If you tell a hotel general manager, “There are exactly 7 spiritual capacities,” they will try to turn those 7 things into a new SOP. They will make a checklist. They will try to audit them.

But if you tell them that Spiritual Intelligence is the key that unlocks the infinite, self-repairing, and limitless capacity of the human heart, you protect the concept from being sterilized by the corporate machine.

In our story, framing it as an infinite, evolving journey—rather than a static list of 7 skills— we aren’t teaching a fixed science; we are awakening a boundless art.

Already, the concept of HBH & SQ goes far, far beyond what the hotel industry is doing currently and can accept. SOP-Customer Satisfaction at the level of CTME is the global standard, and probably will continue to be for many years to come, because the hotel industry’s comfort zone is the Rut of Tradition.

Can you imagine any corporate hotelier saying in a Board meeting: “To increase our revenue, we must develop the Spiritual Intelligence of our employees so that they can infuse their hospitality with unconditional love, compassion, loving-kindness, and heartwarming care limitlessly, and increase their Heart Intelligence too.” The Board members would be horrified.

Just starting with 7 capacities is already too much for hoteliers, especially corporate hoteliers. But I am sure that in the future, hotels HBH & SQ will become the norm, even under different names, because it is the only direction that the hotel industry hasn’t tried. 
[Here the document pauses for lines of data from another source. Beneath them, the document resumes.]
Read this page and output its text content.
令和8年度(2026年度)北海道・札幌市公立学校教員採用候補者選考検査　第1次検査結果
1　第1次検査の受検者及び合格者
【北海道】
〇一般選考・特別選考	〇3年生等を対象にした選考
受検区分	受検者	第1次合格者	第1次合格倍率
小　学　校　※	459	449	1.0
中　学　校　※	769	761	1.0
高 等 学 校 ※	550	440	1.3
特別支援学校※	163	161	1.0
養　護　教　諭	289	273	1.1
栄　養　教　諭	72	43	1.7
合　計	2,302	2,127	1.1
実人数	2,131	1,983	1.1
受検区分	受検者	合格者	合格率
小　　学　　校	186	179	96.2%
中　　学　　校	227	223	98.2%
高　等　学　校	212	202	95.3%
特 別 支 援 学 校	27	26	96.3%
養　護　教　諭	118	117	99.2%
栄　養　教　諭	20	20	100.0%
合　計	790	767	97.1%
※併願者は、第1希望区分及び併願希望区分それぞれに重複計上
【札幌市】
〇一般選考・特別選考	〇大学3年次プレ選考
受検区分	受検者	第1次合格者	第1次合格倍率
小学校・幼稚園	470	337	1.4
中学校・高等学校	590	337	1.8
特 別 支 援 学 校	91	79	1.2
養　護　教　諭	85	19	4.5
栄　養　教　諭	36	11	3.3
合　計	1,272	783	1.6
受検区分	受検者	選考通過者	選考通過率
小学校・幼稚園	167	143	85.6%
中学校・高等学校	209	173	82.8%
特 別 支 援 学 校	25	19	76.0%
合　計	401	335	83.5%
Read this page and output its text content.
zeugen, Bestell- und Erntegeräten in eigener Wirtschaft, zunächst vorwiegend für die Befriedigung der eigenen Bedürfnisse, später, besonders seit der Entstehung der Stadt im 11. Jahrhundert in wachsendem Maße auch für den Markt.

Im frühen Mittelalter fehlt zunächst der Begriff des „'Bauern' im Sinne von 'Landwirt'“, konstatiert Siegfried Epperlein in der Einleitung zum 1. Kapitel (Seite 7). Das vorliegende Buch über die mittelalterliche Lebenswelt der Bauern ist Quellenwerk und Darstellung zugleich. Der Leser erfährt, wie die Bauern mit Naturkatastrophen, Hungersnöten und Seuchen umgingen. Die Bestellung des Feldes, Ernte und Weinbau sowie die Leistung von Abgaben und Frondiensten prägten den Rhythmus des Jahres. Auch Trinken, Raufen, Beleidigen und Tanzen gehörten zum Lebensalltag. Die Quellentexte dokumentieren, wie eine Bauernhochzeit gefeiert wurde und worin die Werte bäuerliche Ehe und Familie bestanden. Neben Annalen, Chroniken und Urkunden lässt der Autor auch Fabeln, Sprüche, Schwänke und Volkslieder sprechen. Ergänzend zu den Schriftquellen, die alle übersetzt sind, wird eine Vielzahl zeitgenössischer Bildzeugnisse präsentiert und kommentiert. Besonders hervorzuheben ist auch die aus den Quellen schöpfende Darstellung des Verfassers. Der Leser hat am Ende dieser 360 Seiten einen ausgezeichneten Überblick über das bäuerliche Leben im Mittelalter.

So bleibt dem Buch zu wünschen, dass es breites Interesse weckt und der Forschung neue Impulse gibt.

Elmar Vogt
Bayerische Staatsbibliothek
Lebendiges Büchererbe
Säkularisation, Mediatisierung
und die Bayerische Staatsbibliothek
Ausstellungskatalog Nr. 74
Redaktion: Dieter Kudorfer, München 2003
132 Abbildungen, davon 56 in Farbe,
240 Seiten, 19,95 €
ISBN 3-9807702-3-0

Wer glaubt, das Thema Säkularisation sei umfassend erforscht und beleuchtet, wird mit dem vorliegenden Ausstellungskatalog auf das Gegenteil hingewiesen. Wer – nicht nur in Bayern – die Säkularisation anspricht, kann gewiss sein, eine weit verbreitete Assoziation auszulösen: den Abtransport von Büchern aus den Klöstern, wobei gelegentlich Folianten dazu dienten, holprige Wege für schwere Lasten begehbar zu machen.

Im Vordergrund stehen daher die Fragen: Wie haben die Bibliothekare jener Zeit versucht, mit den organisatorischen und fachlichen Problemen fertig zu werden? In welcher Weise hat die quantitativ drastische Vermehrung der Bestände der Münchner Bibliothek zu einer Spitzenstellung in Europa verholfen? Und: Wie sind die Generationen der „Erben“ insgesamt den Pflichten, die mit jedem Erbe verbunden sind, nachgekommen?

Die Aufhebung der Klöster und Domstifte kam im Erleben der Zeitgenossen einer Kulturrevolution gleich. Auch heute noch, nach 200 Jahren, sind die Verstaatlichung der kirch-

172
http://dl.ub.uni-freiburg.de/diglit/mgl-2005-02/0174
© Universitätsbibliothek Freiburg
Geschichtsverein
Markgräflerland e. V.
People will add more capacities and revolutionise the guest experience more and more. Will I be a participant? … It’s very unlikely because even HBH & SQ is too much for the current generation of hoteliers, and I probably won’t be alive when the hotel industry eventually has the required Eureka moment. The industry is still at the level when I introduced CTME in 2006, and I don’t think this will change for many years to come. 

Whoever takes over from me probably hasn’t even been born yet. I wish the person success and an abundance of blessings!